Readers’ letters: CRA scams to avoid, tourism, roundabout

Letter writers confront some of the issues of interest to residents

Kudos for roundabout

Lordy, it sure is easier to exit and turn left onto Sooke Road from the Evergreen mall since construction of the roundabout is ongoing. And, I believe it will after construction too.

About time Sooke council, and kudos to you for finally doing it.

Dave Morton

East Sooke

 

What will attract tourists to Sooke?

 

The problem with the relative lack of tourism in Sooke is not simply related to poor marketing and/or lack of communication between local businesses and local government.

Although there is local support for the notion of increasing tourism in Sooke, there is equal, or perhaps much higher support for actions, development and public spending that are of no interest to tourists and which discourage tourists from coming. These contradictory viewpoints are based on the lack of consensus about a future vision for Sooke. Like all communities, Sooke is changing – the question is what kind of changes would we like to see, or at least what changes do we want to encourage or discourage.

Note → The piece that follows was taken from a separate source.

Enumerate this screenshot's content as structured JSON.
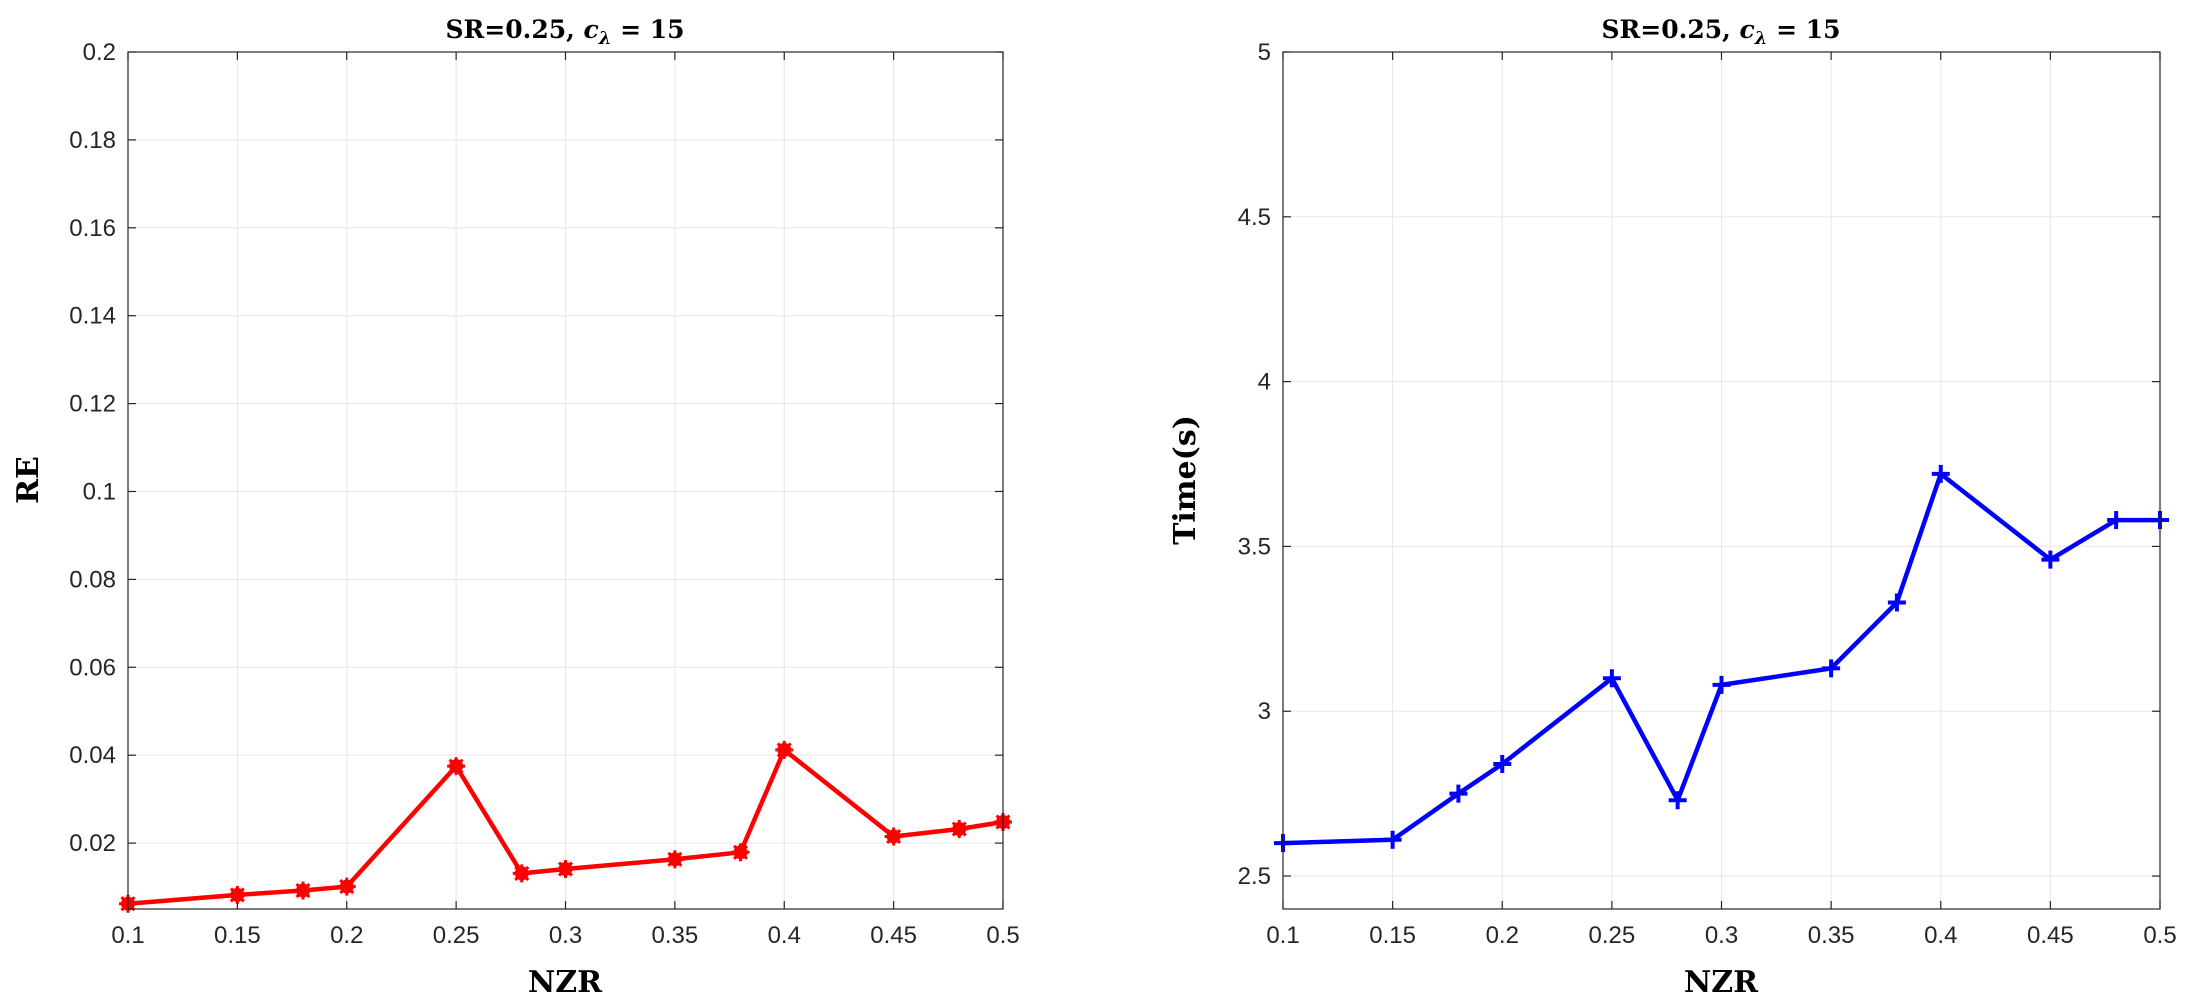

When the Official Community Plan (OCP) was being put together 6-7 years ago, there was a fair bit of discussion about this topic.  The compromise adopted in the OCP is for development in the core area (basically everything west of the river), and a continuation of rural characteristics everywhere else. Oh, and to make sure that no one gets left out, Council decided that Sooke should also be a thriving tourism centre combined with a well established visual and performing arts scene, and a food security hub.

The “growth and development” component of the vision is for even more car-oriented suburban subdivisions, at ever increasing densities. The vast majority of new Sooke residents are expected to commute to work each day, as is currently happening. Such a vision does require a huge public investment in infrastructure, such as new, bigger roads from  each new development, a sewer system designed for higher density developments, and the need for large recreation facilities (as opposed to small, neighbourhood parks and such).

But the  “growth and development” component of the vision has the effect of overriding other possible directions.  I mean, when was the last time you seriously planned a vacation in the middle of a suburban subdivision? And while it may be possible to use public funds to provide tourist attractions (e.g. more public access to the river and basin), this will never work while the vast majority of public funds are being used to meet the needs of commuters. Similarly, increased support for the arts and/or local agriculture could make significant differences in these areas, and could be of interest to tourists, this could result in reduced support for commuters and less demand for suburban homes in Sooke.

I think the various councils have picked which part of the vision they support ( “growth and development”)  and have consequently committed almost all discretionary public funding to be for the implementation of that vision. Fair enough – that is council’s decision to make. But they could at least be more upfront about these decisions – for example they could tell the Sooke Tourism Association that they are not going to support any plan to try to entice tourists to come visit Sooke’s new suburban subdivisions and fancy new highways through quiet residential neighbourhoods, nor can we afford to invest in any facilities or amenities that might be attractive to tourists.

Of course, council could decide that it may be time to revisit this issue. They may have noticed that there isn’t a whole lot of support for growth and development, to the exclusion of all else. Maybe, they’ll even conclude that it is possible to have is a compromise vision and implementation plan that results in a Sooke that is truly unique and special.

Other communities have successfully redefined themselves and have reset their funding and support priorities. The one common component of this reconsideration process is a complete and open dialogue with residents. When the plan is developed and supported by a broad cross-section of residents, then it is almost guaranteed to succeed.

Rick Gates

Sooke

 

Be aware of CRA scams

Today I received a call – supposedly from CRA (Canada Revenue Agency) – telling me that I owed money in back taxes – which I knew to be untrue. During the conversation, the caller (a man with a South-Asian accent) said that CRA were going to issue a warrant for my arrest.  I was shaken by his words … but was reassured by my husband that CRA never threatens to arrest people.

My husband thought immediately that this was a scam. I phoned the Sooke detachment of the RCMP who confirmed that someone was targeting 250-642- numbers.

I would like people in Sooke to be warned about this scam. The number that contacted me was 1-844-240-3116.

PS: The Anti-Fraud number in Ottawa does not allow anyone to report an incident. Frustrating.